Seorang turis berjalan di Tembok Besar Badaling, di Beijing, Tiongkok, 26 Maret 2020, | EPA-EFE/ROMAN PILIPEY

Kronik

Sambil Berpuasa Mendaki Tembok Besar Cina

Oleh KAMRAN DIKARMA, dari Beijing

Wartawan Republika Kamran Dikarma diundang dalam program  mengikuti program China International Press Center (CIPC) 2024, untuk menghabiskan waktu di sejumlah tempat di Negeri Tirai Bambu. Ia juga menuliskan hubungan peradaban Islam dengan negeri tersebut. Berikut liputannya.

Akhirnya saya menginjakkan kaki di Tembok Besar Cina, salah satu mahakarya arsitektur yang sudah ditetapkan sebagai Situs Warisan Dunia oleh UNESCO. Pengalaman perdana ke situs bersejarah itu menarik karena berlangsung ketika Ramadhan. 

Bagian dari Tembok Besar Cina yang saya kunjungi adalah Juyongguan, yakni yang paling terdekat dari Lapangan Tiananmen, Beijing. Jaraknya dari pusat kota Beijing sekitar 60 kilometer. Pada 22 Maret 2024, saya bersama para peserta program China International Press Center (CIPC) diajak berkunjung ke Juyongguan. Program CIPC diikuti 100-an jurnalis dari lebih 90 negara. 

Saya dan para jurnalis peserta CIPC tinggal di Jianguomen Diplomatic Residence Compound (DRC) di Distrik Chaoyang. Pada hari ketika kunjungan ke Juyongguan dilakukan, kami berkumpul sejak pukul 07.30 pagi. Sebelum berangkat, tim panitia program CIPC membagikan sarapan berupa roti dan air mineral yang sudah dikemas kepada para peserta. Saya turut ditawari. Tapi saya bilang kepada mereka sedang berpuasa. 

Di sela-sela momen tersebut, jurnalis asal Pakistan, Salam Khan Jogezai, tiba dan bergabung dengan para jurnalis dari grup Asia Pasifik yang sudah datang terlebih dulu. Salam berusia 44 tahun, salah satu peserta CIPC paling senior. Saya pun menyapa Salam begitu dia tiba. “Apa Anda berpuasa hari ini?” tanya saya sambil tertawa kepada Salam. 

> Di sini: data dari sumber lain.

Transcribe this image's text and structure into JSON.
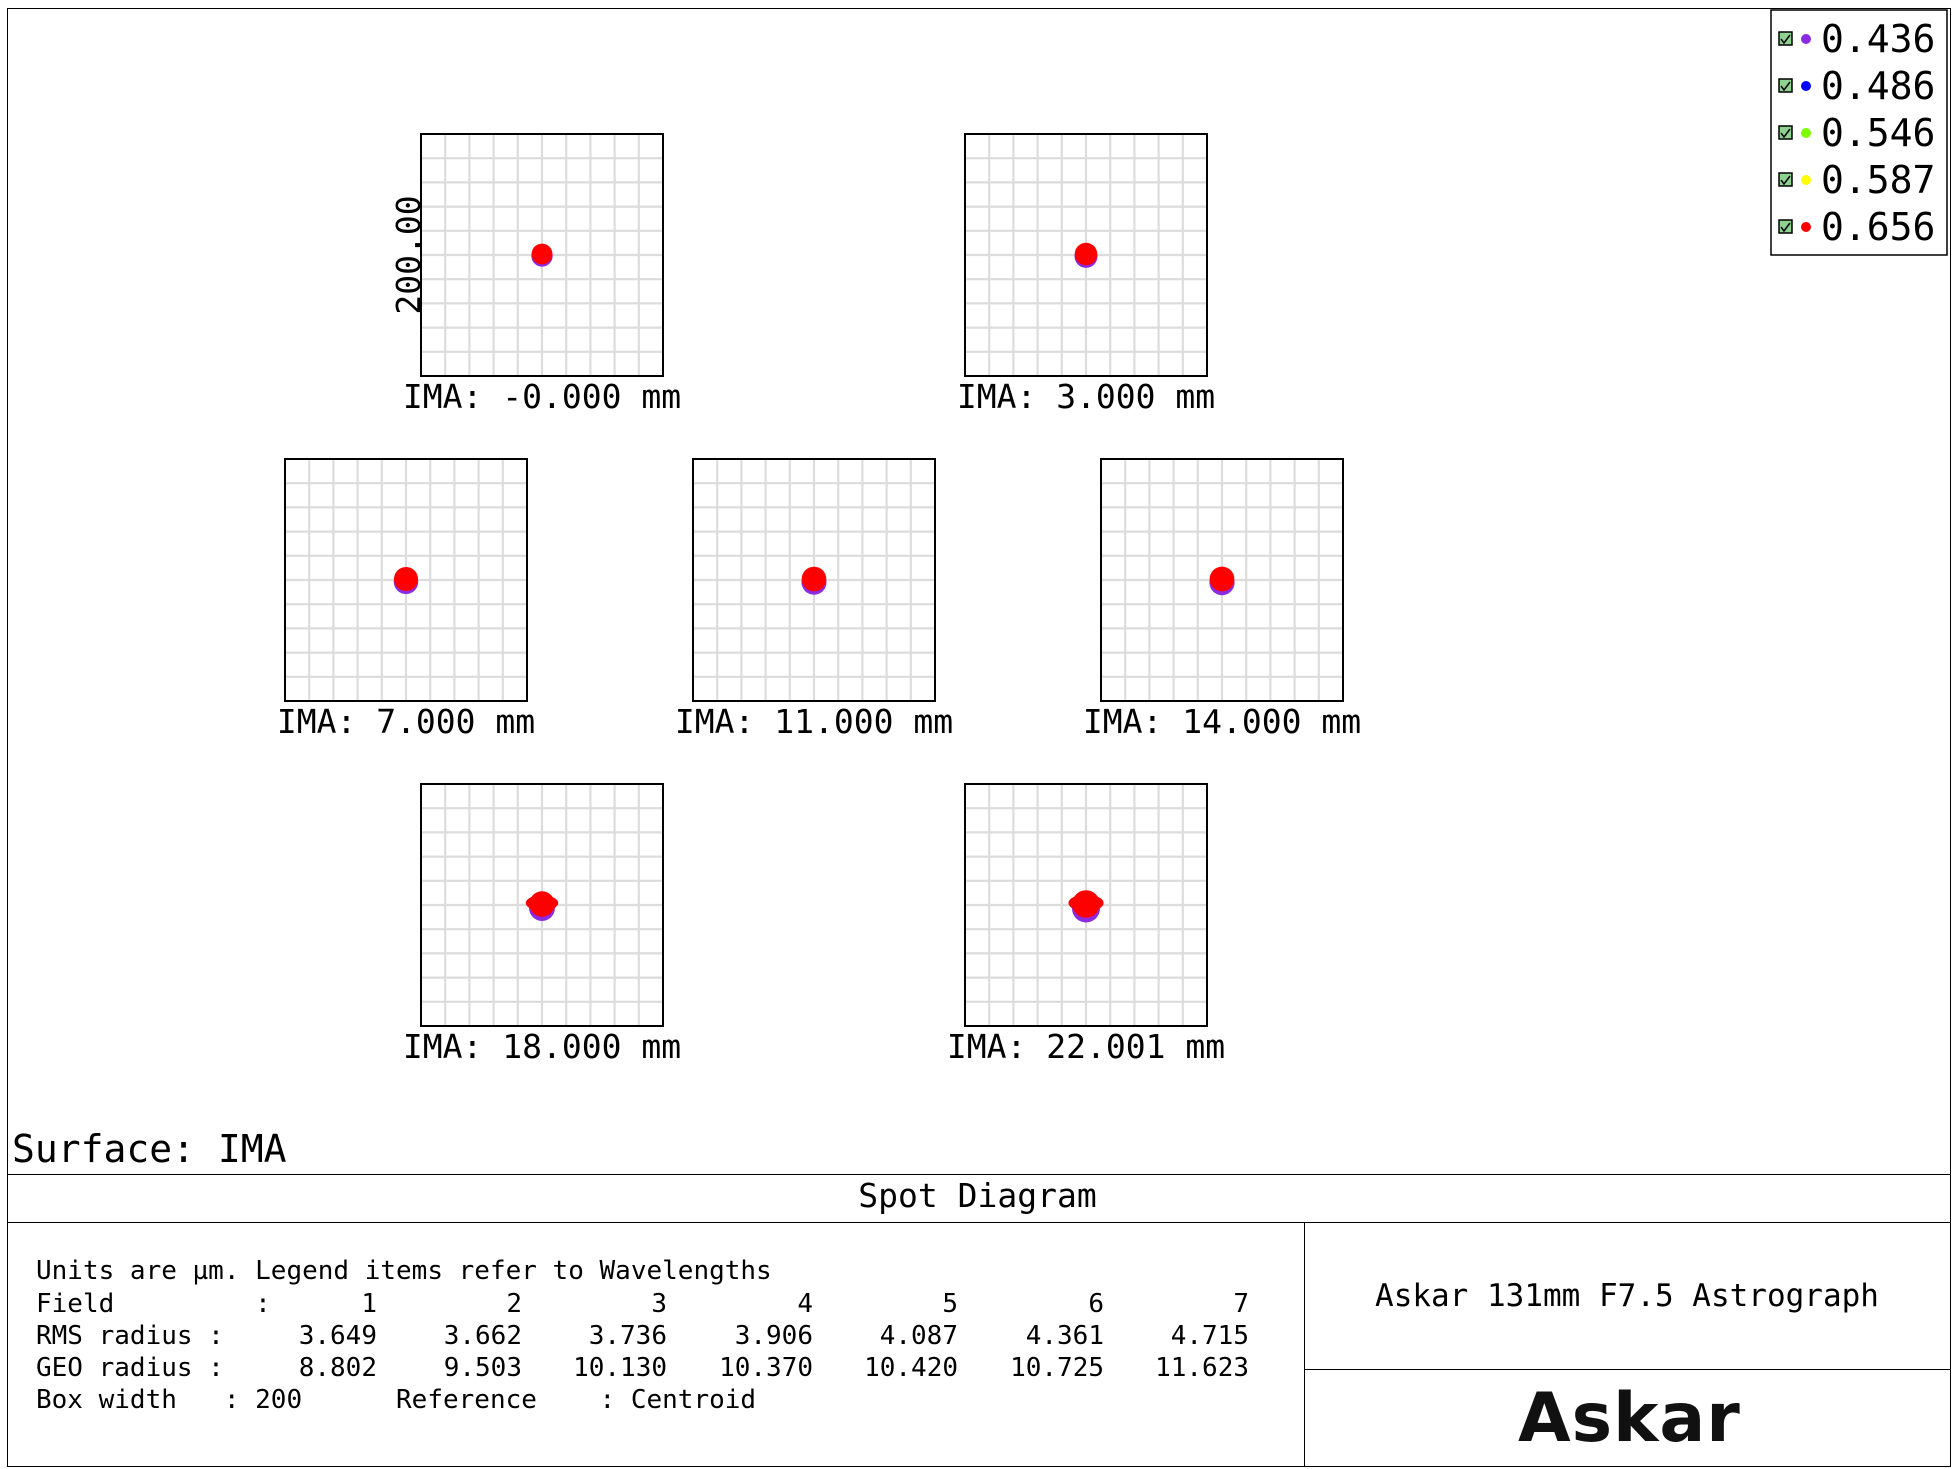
{
  "surface_label": "Surface: IMA",
  "plot_title": "Spot Diagram",
  "lens_title": "Askar 131mm F7.5 Astrograph",
  "logo_text": "Askar",
  "info": {
    "units_line": "Units are µm. Legend items refer to Wavelengths",
    "field_label": "Field         :",
    "rms_label": "RMS radius :",
    "geo_label": "GEO radius :",
    "box_line": "Box width   : 200      Reference    : Centroid",
    "fields": [
      "1",
      "2",
      "3",
      "4",
      "5",
      "6",
      "7"
    ],
    "rms": [
      "3.649",
      "3.662",
      "3.736",
      "3.906",
      "4.087",
      "4.361",
      "4.715"
    ],
    "geo": [
      "8.802",
      "9.503",
      "10.130",
      "10.370",
      "10.420",
      "10.725",
      "11.623"
    ]
  },
  "chart_data": {
    "type": "scatter",
    "title": "Spot Diagram",
    "units": "µm",
    "scale_bar_label": "200.00",
    "box_width": 200,
    "reference": "Centroid",
    "legend_placement": "top-right",
    "legend": [
      {
        "name": "0.436",
        "color": "#8a2be2"
      },
      {
        "name": "0.486",
        "color": "#0000ff"
      },
      {
        "name": "0.546",
        "color": "#7cfc00"
      },
      {
        "name": "0.587",
        "color": "#ffff00"
      },
      {
        "name": "0.656",
        "color": "#ff0000"
      }
    ],
    "fields": [
      {
        "label": "IMA: -0.000 mm",
        "rms_um": 3.649,
        "geo_um": 8.802
      },
      {
        "label": "IMA: 3.000 mm",
        "rms_um": 3.662,
        "geo_um": 9.503
      },
      {
        "label": "IMA: 7.000 mm",
        "rms_um": 3.736,
        "geo_um": 10.13
      },
      {
        "label": "IMA: 11.000 mm",
        "rms_um": 3.906,
        "geo_um": 10.37
      },
      {
        "label": "IMA: 14.000 mm",
        "rms_um": 4.087,
        "geo_um": 10.42
      },
      {
        "label": "IMA: 18.000 mm",
        "rms_um": 4.361,
        "geo_um": 10.725
      },
      {
        "label": "IMA: 22.001 mm",
        "rms_um": 4.715,
        "geo_um": 11.623
      }
    ]
  }
}
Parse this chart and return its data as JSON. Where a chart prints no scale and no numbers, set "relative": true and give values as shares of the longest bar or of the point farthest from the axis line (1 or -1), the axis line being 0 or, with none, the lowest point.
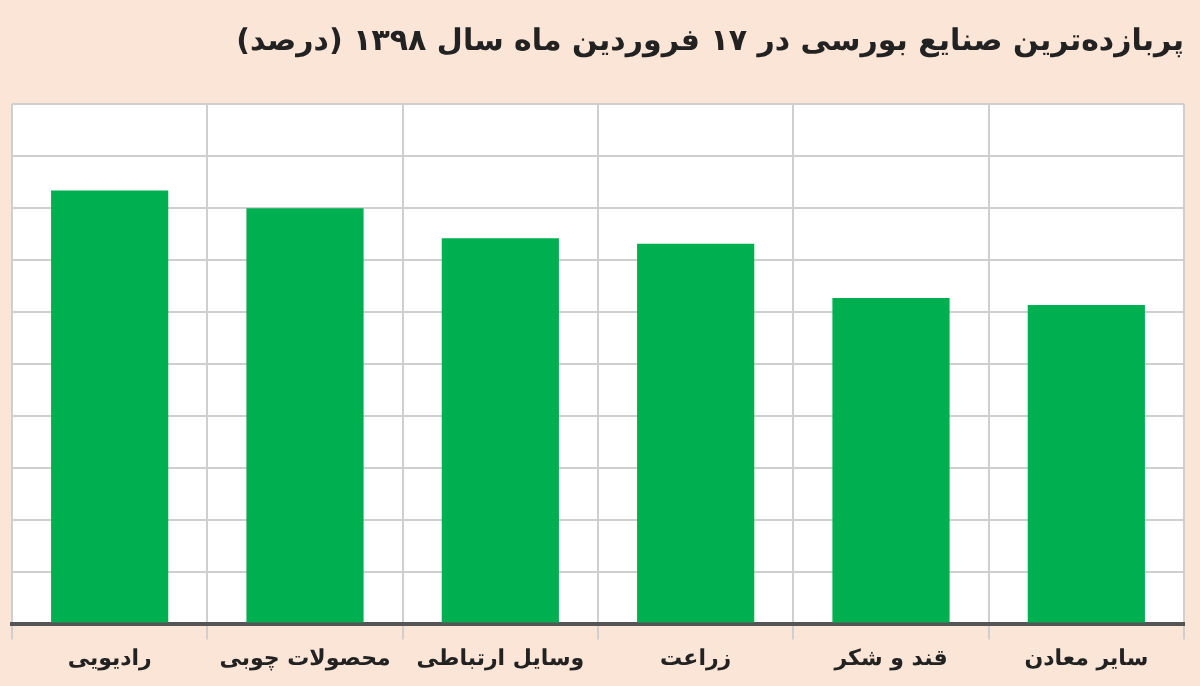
{
  "chart_data": {
    "type": "bar",
    "title": "پربازده‌ترین صنایع بورسی در ۱۷ فروردین ماه سال ۱۳۹۸ (درصد)",
    "categories": [
      "رادیویی",
      "محصولات چوبی",
      "وسایل ارتباطی",
      "زراعت",
      "قند و شکر",
      "سایر معادن"
    ],
    "values": [
      1,
      0.959,
      0.89,
      0.877,
      0.752,
      0.736
    ],
    "color": "#00b050",
    "relative": true,
    "grid": true
  }
}
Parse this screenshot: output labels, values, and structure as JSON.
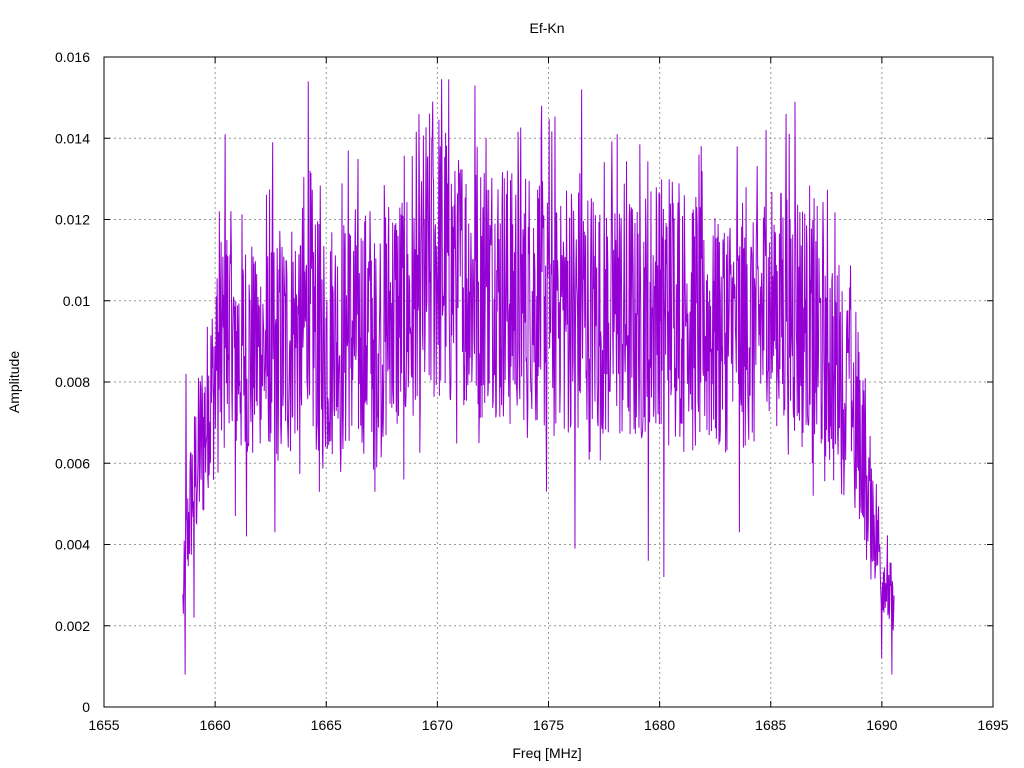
{
  "chart_data": {
    "type": "line",
    "title": "Ef-Kn",
    "xlabel": "Freq [MHz]",
    "ylabel": "Amplitude",
    "xlim": [
      1655,
      1695
    ],
    "ylim": [
      0,
      0.016
    ],
    "x_ticks": [
      1655,
      1660,
      1665,
      1670,
      1675,
      1680,
      1685,
      1690,
      1695
    ],
    "y_ticks": [
      "0",
      "0.002",
      "0.004",
      "0.006",
      "0.008",
      "0.01",
      "0.012",
      "0.014",
      "0.016"
    ],
    "grid": true,
    "legend": "none",
    "series_color": "#9400d3",
    "series": [
      {
        "x_start": 1658.55,
        "x_end": 1690.55,
        "envelope_x": [
          1658.55,
          1658.8,
          1659.0,
          1659.5,
          1660.0,
          1660.5,
          1661.0,
          1662.0,
          1663.0,
          1664.0,
          1665.0,
          1666.0,
          1667.0,
          1668.0,
          1669.0,
          1670.0,
          1671.0,
          1672.0,
          1673.0,
          1674.0,
          1675.0,
          1676.0,
          1677.0,
          1678.0,
          1679.0,
          1680.0,
          1681.0,
          1682.0,
          1683.0,
          1684.0,
          1685.0,
          1686.0,
          1687.0,
          1688.0,
          1688.7,
          1689.2,
          1689.6,
          1690.0,
          1690.3,
          1690.55
        ],
        "envelope_y": [
          0.0025,
          0.0045,
          0.0055,
          0.0068,
          0.008,
          0.0092,
          0.0088,
          0.0087,
          0.0088,
          0.0095,
          0.009,
          0.0092,
          0.0094,
          0.0096,
          0.0098,
          0.0112,
          0.0104,
          0.0103,
          0.0102,
          0.01,
          0.0101,
          0.0098,
          0.0097,
          0.0096,
          0.0095,
          0.01,
          0.0101,
          0.0094,
          0.0093,
          0.0092,
          0.0098,
          0.0099,
          0.0091,
          0.0086,
          0.0075,
          0.0062,
          0.0048,
          0.0035,
          0.0028,
          0.0022
        ],
        "peaks": [
          [
            1658.7,
            0.0082
          ],
          [
            1660.2,
            0.0122
          ],
          [
            1660.45,
            0.0141
          ],
          [
            1662.6,
            0.0139
          ],
          [
            1664.2,
            0.0154
          ],
          [
            1666.0,
            0.0137
          ],
          [
            1669.8,
            0.0149
          ],
          [
            1671.7,
            0.0153
          ],
          [
            1672.2,
            0.014
          ],
          [
            1674.7,
            0.0148
          ],
          [
            1676.5,
            0.0152
          ],
          [
            1678.1,
            0.0141
          ],
          [
            1683.5,
            0.0138
          ],
          [
            1684.8,
            0.0142
          ],
          [
            1685.7,
            0.0146
          ],
          [
            1686.1,
            0.0149
          ]
        ],
        "dips": [
          [
            1658.65,
            0.0008
          ],
          [
            1659.05,
            0.0022
          ],
          [
            1660.9,
            0.0047
          ],
          [
            1661.4,
            0.0042
          ],
          [
            1662.7,
            0.0043
          ],
          [
            1664.7,
            0.0053
          ],
          [
            1667.2,
            0.0053
          ],
          [
            1668.5,
            0.0056
          ],
          [
            1674.9,
            0.0053
          ],
          [
            1676.2,
            0.0039
          ],
          [
            1679.5,
            0.0036
          ],
          [
            1680.2,
            0.0032
          ],
          [
            1683.6,
            0.0043
          ],
          [
            1686.9,
            0.0052
          ],
          [
            1688.8,
            0.0049
          ],
          [
            1689.5,
            0.004
          ],
          [
            1690.0,
            0.0012
          ],
          [
            1690.45,
            0.0008
          ]
        ]
      }
    ]
  }
}
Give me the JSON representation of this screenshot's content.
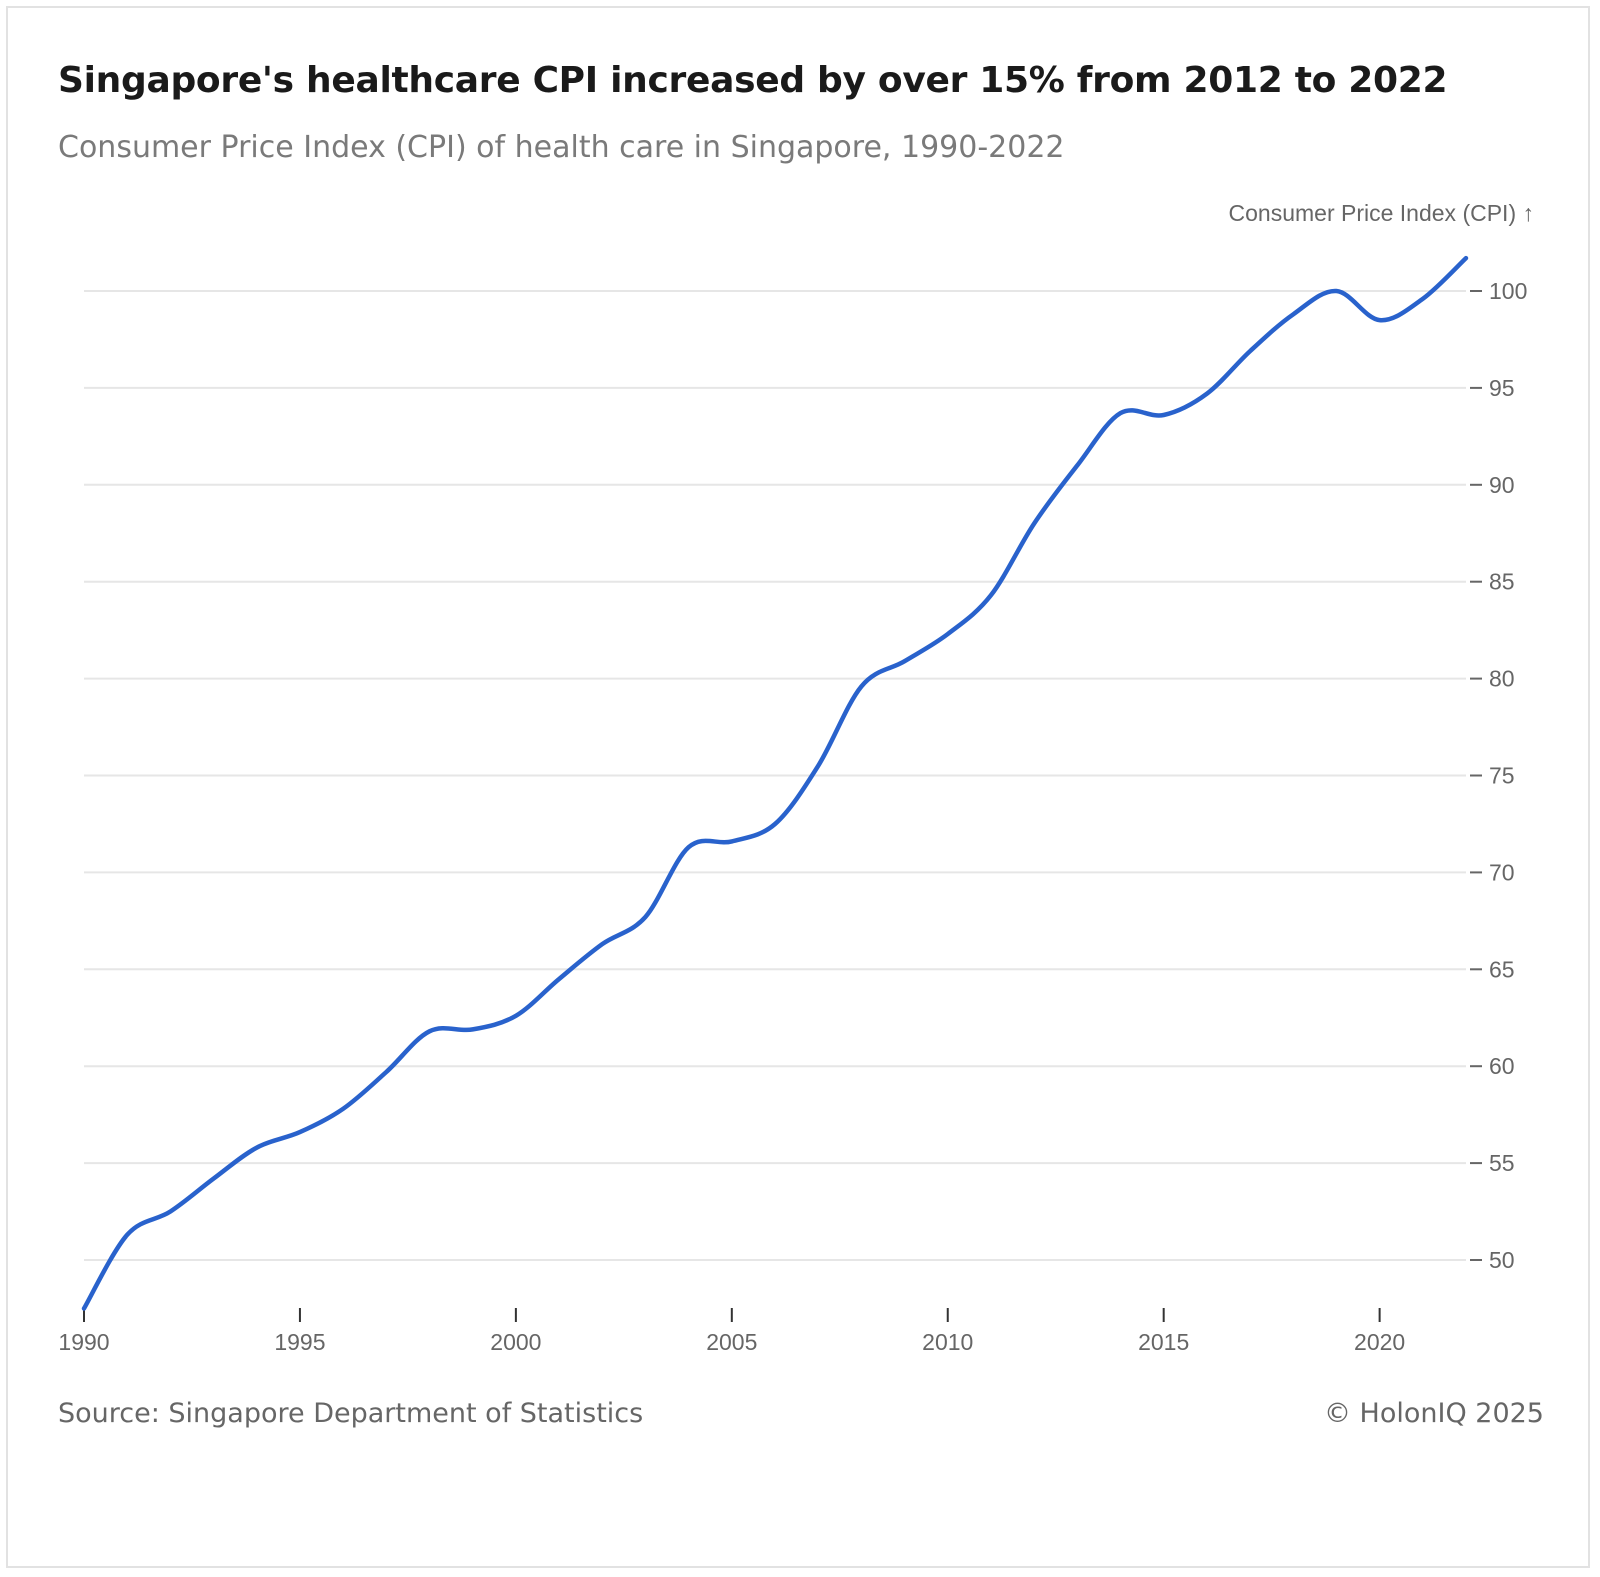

Salam dengan ramah menjawab, “Tentu. Tidak perlu khawatir, kita pasti bisa (berpuasa)”. Pertanyaan soal puasa kepada Salam memang sengaja saya lontarkan. Sebab sehari sebelumnya, pihak panitia CIPC mengimbau para peserta untuk membawa makanan ringan dan minuman saat berkunjung ke Juyongguan. Perbekalan itu disebut akan sangat berguna bagi para jurnalis yang berminat mendaki sisi  pegunungan barat Juyongguan.   

photo
Tembok Besar bagian Juyongguan terlihat di lereng bukit menjelang Olimpiade Musim Dingin 2022, Senin, 31 Januari 2022, di pinggiran kota Beijing. - (AP/Mark Schiefelbein)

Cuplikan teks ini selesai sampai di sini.